Thanks to a crazy work schedule and an overall lack of interest, I'm breaking with tradition this year: I'm not watching Jerry Lewis' Labor Day Telethon.
Lately--by which I mean the last twenty-five years or so--I've watched the telethon ironically, as a last bastion of old-school showbiz, a B-list Friar's Club gathering at which the nominally-talented continually praised each other for their genius and overwhelming love of humanity.

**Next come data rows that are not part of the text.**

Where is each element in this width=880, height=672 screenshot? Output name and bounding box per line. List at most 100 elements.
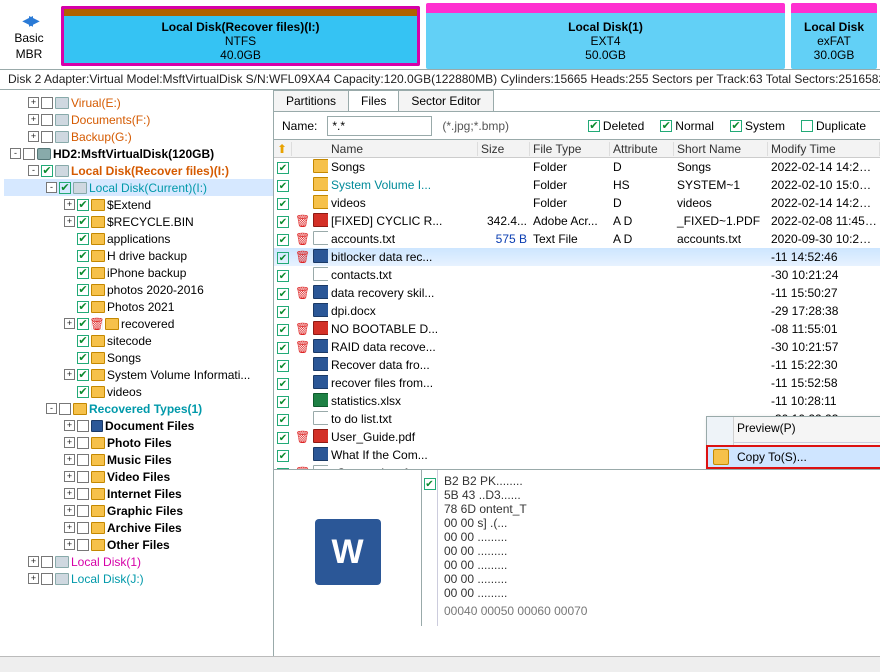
file-row[interactable]: ✔ Songs Folder D Songs 2022-02-14 14:21:… xyxy=(274,158,880,176)
filter-system[interactable]: ✔System xyxy=(730,119,785,133)
file-row[interactable]: ✔ 🗑 bitlocker data rec... -11 14:52:46 xyxy=(274,248,880,266)
expand-icon[interactable]: + xyxy=(64,420,75,431)
tree-node[interactable]: +Backup(G:) xyxy=(4,128,273,145)
expand-icon[interactable]: + xyxy=(28,573,39,584)
expand-icon[interactable]: + xyxy=(64,522,75,533)
checkbox-icon[interactable]: ✔ xyxy=(77,318,89,330)
checkbox-icon[interactable]: ✔ xyxy=(77,216,89,228)
tree-node[interactable]: ✔sitecode xyxy=(4,332,273,349)
file-row[interactable]: ✔ statistics.xlsx -11 10:28:11 xyxy=(274,392,880,410)
tree-node[interactable]: ✔Songs xyxy=(4,349,273,366)
file-row[interactable]: ✔ 🗑 [FIXED] CYCLIC R... 342.4... Adobe A… xyxy=(274,212,880,230)
checkbox-icon[interactable]: ✔ xyxy=(277,396,289,408)
checkbox-icon[interactable]: ✔ xyxy=(77,284,89,296)
tree-node[interactable]: -Recovered Types(1) xyxy=(4,400,273,417)
right-tabs[interactable]: PartitionsFilesSector Editor xyxy=(274,90,880,112)
checkbox-icon[interactable] xyxy=(77,539,89,551)
file-row[interactable]: ✔ contacts.txt -30 10:21:24 xyxy=(274,266,880,284)
tree-node[interactable]: +Virual(E:) xyxy=(4,94,273,111)
checkbox-icon[interactable] xyxy=(41,573,53,585)
tree-node[interactable]: -HD2:MsftVirtualDisk(120GB) xyxy=(4,145,273,162)
tree-node[interactable]: +✔$Extend xyxy=(4,196,273,213)
checkbox-icon[interactable]: ✔ xyxy=(277,468,289,470)
column-header[interactable]: ⬆ xyxy=(274,142,292,156)
tree-node[interactable]: +✔$RECYCLE.BIN xyxy=(4,213,273,230)
tree-node[interactable]: +Local Disk(1) xyxy=(4,553,273,570)
checkbox-icon[interactable]: ✔ xyxy=(277,432,289,444)
checkbox-icon[interactable]: ✔ xyxy=(277,360,289,372)
file-list[interactable]: ⬆NameSizeFile TypeAttributeShort NameMod… xyxy=(274,140,880,470)
checkbox-icon[interactable] xyxy=(41,556,53,568)
expand-icon[interactable]: + xyxy=(64,454,75,465)
tree-node[interactable]: +Local Disk(J:) xyxy=(4,570,273,587)
checkbox-icon[interactable]: ✔ xyxy=(277,234,289,246)
up-icon[interactable]: ⬆ xyxy=(277,142,287,156)
filter-input[interactable] xyxy=(327,116,432,136)
column-header[interactable]: File Type xyxy=(530,142,610,156)
disk-partition[interactable]: Local Disk exFAT 30.0GB xyxy=(791,3,877,69)
filter-deleted[interactable]: ✔Deleted xyxy=(588,119,644,133)
hex-check-icon[interactable]: ✔ xyxy=(422,470,438,626)
checkbox-icon[interactable]: ✔ xyxy=(277,216,289,228)
checkbox-icon[interactable]: ✔ xyxy=(77,199,89,211)
directory-tree[interactable]: +Virual(E:)+Documents(F:)+Backup(G:)-HD2… xyxy=(0,90,274,656)
column-header[interactable]: Short Name xyxy=(674,142,768,156)
expand-icon[interactable]: + xyxy=(64,199,75,210)
file-row[interactable]: ✔ recover files from... -11 15:52:58 xyxy=(274,374,880,392)
checkbox-icon[interactable]: ✔ xyxy=(77,250,89,262)
tree-node[interactable]: +Documents(F:) xyxy=(4,111,273,128)
expand-icon[interactable]: + xyxy=(64,437,75,448)
expand-icon[interactable]: + xyxy=(64,539,75,550)
file-row[interactable]: ✔ 🗑 accounts.txt 575 B Text File A D acc… xyxy=(274,230,880,248)
file-row[interactable]: ✔ Recover data fro... -11 15:22:30 xyxy=(274,356,880,374)
checkbox-icon[interactable]: ✔ xyxy=(277,198,289,210)
checkbox-icon[interactable]: ✔ xyxy=(77,267,89,279)
checkbox-icon[interactable]: ✔ xyxy=(277,378,289,390)
menu-item[interactable]: Copy To(S)... xyxy=(707,446,880,468)
tree-node[interactable]: +✔🗑recovered xyxy=(4,315,273,332)
column-header[interactable]: Modify Time xyxy=(768,142,880,156)
checkbox-icon[interactable] xyxy=(41,97,53,109)
tab-partitions[interactable]: Partitions xyxy=(273,90,349,111)
file-row[interactable]: ✔ System Volume I... Folder HS SYSTEM~1 … xyxy=(274,176,880,194)
tree-node[interactable]: -✔Local Disk(Current)(I:) xyxy=(4,179,273,196)
expand-icon[interactable]: + xyxy=(64,488,75,499)
checkbox-icon[interactable]: ✔ xyxy=(277,450,289,462)
tree-node[interactable]: +Photo Files xyxy=(4,434,273,451)
checkbox-icon[interactable] xyxy=(77,454,89,466)
disk-partition[interactable]: Local Disk(1) EXT4 50.0GB xyxy=(426,3,785,69)
checkbox-icon[interactable]: ✔ xyxy=(277,252,289,264)
checkbox-icon[interactable] xyxy=(77,505,89,517)
tree-node[interactable]: ✔photos 2020-2016 xyxy=(4,281,273,298)
expand-icon[interactable]: + xyxy=(28,114,39,125)
expand-icon[interactable]: + xyxy=(64,318,75,329)
disk-partition[interactable]: Local Disk(Recover files)(I:) NTFS 40.0G… xyxy=(61,6,420,66)
expand-icon[interactable]: + xyxy=(64,216,75,227)
expand-icon[interactable]: + xyxy=(28,131,39,142)
expand-icon[interactable]: + xyxy=(28,556,39,567)
checkbox-icon[interactable] xyxy=(77,420,89,432)
checkbox-icon[interactable]: ✔ xyxy=(77,335,89,347)
checkbox-icon[interactable]: ✔ xyxy=(77,369,89,381)
checkbox-icon[interactable] xyxy=(41,131,53,143)
tree-node[interactable]: +Archive Files xyxy=(4,519,273,536)
context-menu[interactable]: Preview(P)Copy To(S)...Copy To "Desktop"… xyxy=(706,416,880,470)
checkbox-icon[interactable]: ✔ xyxy=(277,270,289,282)
tree-node[interactable]: +✔System Volume Informati... xyxy=(4,366,273,383)
checkbox-icon[interactable]: ✔ xyxy=(77,233,89,245)
checkbox-icon[interactable]: ✔ xyxy=(277,162,289,174)
tree-node[interactable]: ✔H drive backup xyxy=(4,247,273,264)
tree-node[interactable]: +Document Files xyxy=(4,417,273,434)
checkbox-icon[interactable]: ✔ xyxy=(77,352,89,364)
file-row[interactable]: ✔ videos Folder D videos 2022-02-14 14:2… xyxy=(274,194,880,212)
checkbox-icon[interactable] xyxy=(23,148,35,160)
tree-node[interactable]: +Video Files xyxy=(4,468,273,485)
menu-item[interactable]: Preview(P) xyxy=(707,417,880,439)
tree-node[interactable]: -✔Local Disk(Recover files)(I:) xyxy=(4,162,273,179)
column-header[interactable]: Name xyxy=(328,142,478,156)
nav-arrows-icon[interactable]: ◀ ▶ xyxy=(22,12,35,29)
checkbox-icon[interactable] xyxy=(77,522,89,534)
checkbox-icon[interactable] xyxy=(77,488,89,500)
checkbox-icon[interactable] xyxy=(59,403,71,415)
expand-icon[interactable]: + xyxy=(28,97,39,108)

In the more innocent days of my childhood, I didn't so much watch the telethon as endure it. The damned thing was always on every year in my household, though I don't remember anyone ever actually paying attention to it, and I certainly can't imagine anyone being entertained by it. The local affiliates that carried it--the so-called "Love Network"--ran full-page ads in TV Guide encouraging us to "Stay up with Jerry and watch the stars come out", boasting a lineup including the likes of Frank Sinatra and Bill Cosby, but it frequently turned out that the Big Guns only appeared in pre-taped homily-filled testimonials instead of, you know, showing up onstage and performing.
So most of the heavy lifting, entertainment-wise, came from Jerry himself. Lewis was utterly despised by everyone in my family, so it's weird that the telethon was always tuned in, but there he was every year, berating his production staff as anti-Semites even as he casually indulged in the most cringe-inducing ethnic humor imaginable. In full Buddy Love mode, Jerry might tell jokes and occasionally, God help us, sing, but mostly he'd just ramble on, sometimes about the poor schmucks stricken with muscular dystrophy (though treating them as mere props to showcase his humility) but more often about whatever the hell was bugging him at that particular minute. It was like watching Krusty The Clown on a two-day bender.
The telethon no longer has quite the same train wreck appeal it once had. Sure, Jerry usually pulls off some jaw-dropping acts of insensitivity every time out, but he's absent for much of the proceedings--napping, presumably--and lately he's come off more as a doddering old man than a volatile monster. And as dull as the whole thing has always been, lately it has become excruciating, with faceless co-hosts (who exactly is Jann Carl?) and an endless parade of bland ambassadors from huge corporations doling out oversized novelty checks to the cause.
On the other hand, it's still the only place outside of Branson where you'll actually see Tony Orlando get a standing ovation.